Forest Service leaders, they said, were excluding their input and ending a popular lottery for high-demand permits to enter a corner of the BWCA where motors are allowed. Instead — despite slower internet speeds in canoe country — those scarce entry passes were put up for grabs all at once under the new system.

If BWCA reservations go live again Feb. 27 (the Forest Service said the date is tentative) in a do-over of the failed launch on Jan. 30, there is little hope for the lottery system to be revived.

"If we hit a button at the same time, I lose," BWCA outfitter Bob LaTourell said.

His lament from his family's historic outpost on Moose Lake sums up the heart of an ongoing dispute that has strained the bond between the Forest Service and the legion of small businesses in canoe country that issue BWCA permits as "cooperators." For a number of them, securing motorized permits for customers was a key way to earn their business. Losing the lottery system for motorized permits means losing money.

"We book a lot of permits for people and there was no public meeting of any kind," said Ginny Nelson, who operates Spirit of the Wilderness Outfitters in Ely. "It was just a decision by the Forest Service that the lottery wasn't needed."

Five or six years ago, most, if not all, Boundary Waters permits were issued via lottery for trips between May 1 and Sept. 30. More than 100,000 people a year applied for about 26,000 permits to a range of entry points throughout the so-called quota season.

When the Forest Service shifted to a first-come, first-served reservation system, permit applications immediately were accepted or denied based on crowd-control quotas. But a subset of those permits — about 3,500 of them good for motorized trips into Fall and Basswood lakes — were set aside for continued distribution by lottery. Resort owners, outfitters and guides could apply over a prolonged period for any number of permits for confirmed customers.

The winners of those motorized day-use and motorized camping permits would typically rent cabins or equipment from the cooperators who scored them a permit. In 2017, 12,500 applications were made for the 3,500 permits.

Cooperators warned that a first-come, first-served distribution method could overwhelm the computer system or deplete all the permits in a matter of hours. The Forest Service responded by saying the new reservation system would be less complicated, consistent, fair and remove the need for a separate process. There was also evidence that the lottery system sometimes awarded multiple permits to different people in the same groups, resulting in no-shows.

Forum draws a crowd

U.S. Rep. Pete Stauber, who represents northeastern Minnesota, said Forest Service cooperators who relied on the lottery system to obtain motorized entry permits for customers aren't the only ones dissatisfied with the government's handling of changes to the reservations system.

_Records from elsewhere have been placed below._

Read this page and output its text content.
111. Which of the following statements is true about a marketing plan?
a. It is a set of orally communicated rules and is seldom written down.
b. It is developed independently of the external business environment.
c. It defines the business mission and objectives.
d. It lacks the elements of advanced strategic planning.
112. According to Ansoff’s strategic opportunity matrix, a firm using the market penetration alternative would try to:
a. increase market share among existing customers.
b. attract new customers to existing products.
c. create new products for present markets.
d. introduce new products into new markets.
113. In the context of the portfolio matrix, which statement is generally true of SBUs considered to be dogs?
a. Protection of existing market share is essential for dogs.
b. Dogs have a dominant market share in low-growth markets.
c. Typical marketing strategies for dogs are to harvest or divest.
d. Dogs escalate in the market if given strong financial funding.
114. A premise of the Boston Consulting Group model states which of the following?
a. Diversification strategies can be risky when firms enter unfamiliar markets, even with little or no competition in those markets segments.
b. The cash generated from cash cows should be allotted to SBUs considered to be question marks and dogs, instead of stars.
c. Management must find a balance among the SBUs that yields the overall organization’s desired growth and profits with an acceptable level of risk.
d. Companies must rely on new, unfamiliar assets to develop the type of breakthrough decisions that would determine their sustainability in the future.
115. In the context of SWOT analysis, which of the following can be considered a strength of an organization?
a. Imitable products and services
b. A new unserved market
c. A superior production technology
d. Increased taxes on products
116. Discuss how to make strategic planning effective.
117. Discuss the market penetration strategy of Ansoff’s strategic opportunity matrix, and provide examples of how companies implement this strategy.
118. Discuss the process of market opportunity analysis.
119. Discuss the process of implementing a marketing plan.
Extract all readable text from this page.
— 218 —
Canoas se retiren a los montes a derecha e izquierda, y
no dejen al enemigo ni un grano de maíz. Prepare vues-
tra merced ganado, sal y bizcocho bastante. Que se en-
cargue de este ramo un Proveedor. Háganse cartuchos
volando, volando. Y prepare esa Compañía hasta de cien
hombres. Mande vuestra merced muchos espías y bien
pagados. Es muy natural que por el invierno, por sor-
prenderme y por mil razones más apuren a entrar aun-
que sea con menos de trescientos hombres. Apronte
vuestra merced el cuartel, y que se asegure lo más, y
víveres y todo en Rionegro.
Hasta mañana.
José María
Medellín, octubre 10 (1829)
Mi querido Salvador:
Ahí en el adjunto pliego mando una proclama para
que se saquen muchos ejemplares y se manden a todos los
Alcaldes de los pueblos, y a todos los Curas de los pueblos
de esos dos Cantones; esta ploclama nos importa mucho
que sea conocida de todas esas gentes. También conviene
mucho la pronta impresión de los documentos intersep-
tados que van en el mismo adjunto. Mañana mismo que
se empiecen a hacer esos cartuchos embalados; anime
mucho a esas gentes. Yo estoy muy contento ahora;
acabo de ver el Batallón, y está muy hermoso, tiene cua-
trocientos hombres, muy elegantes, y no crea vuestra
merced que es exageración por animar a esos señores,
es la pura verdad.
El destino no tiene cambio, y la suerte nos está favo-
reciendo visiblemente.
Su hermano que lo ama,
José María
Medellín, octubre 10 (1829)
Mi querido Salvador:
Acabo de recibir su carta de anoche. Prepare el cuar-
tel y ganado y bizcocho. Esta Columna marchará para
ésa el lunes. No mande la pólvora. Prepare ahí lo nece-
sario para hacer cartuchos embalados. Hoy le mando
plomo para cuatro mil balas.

Stauber flew from Washington, D.C., to the Ely area last weekend to conduct a public forum on the initial failure of the reservation system and the discontinuation of the lottery for motorized permits. Close to 150 people showed up, he said, many who were disgruntled by the lack of public engagement by the Forest Service.

For one thing, cooperators didn't get an advance look at the computer-based reservation system for the BWCA, nor were they allowed to test it. Booz Allen Hamilton, a technology consultant, is the contractor on the project.

"What's in place is not what was put forth by the citizens," Stauber said in an interview.

Jason Zabokrtsky, owner of Ely Outfitting Co., said the failure of the new system has caused a rift between the Forest Service and its cooperators. Officials assured the local business community that the new system would work.

Instead, the system crashed fewer than 75 minutes into the "go live" date, reinforcing doubts held by outfitters and resort owners about the project's management. Zabokrtsky said cooperators received only scant training for issuing permits on the new system and were misinformed about the information they would need to successfully book a trip for a client.

The one-month delay in being able to book a 2019 trip to the BWCA has already driven away some of this year's large-group customers, he said.

"Cooperators reserve more permits using the reservation system than the Forest Service," Zabokrtsky wrote in a complaint letter to federal officials. "Despite this, and despite repeated requests, I am unaware of any significant engagement of cooperators in the development or beta testing of the new system."

He said in an interview the "breach of trust" between cooperators and the Forest Service is going to take some time to heal.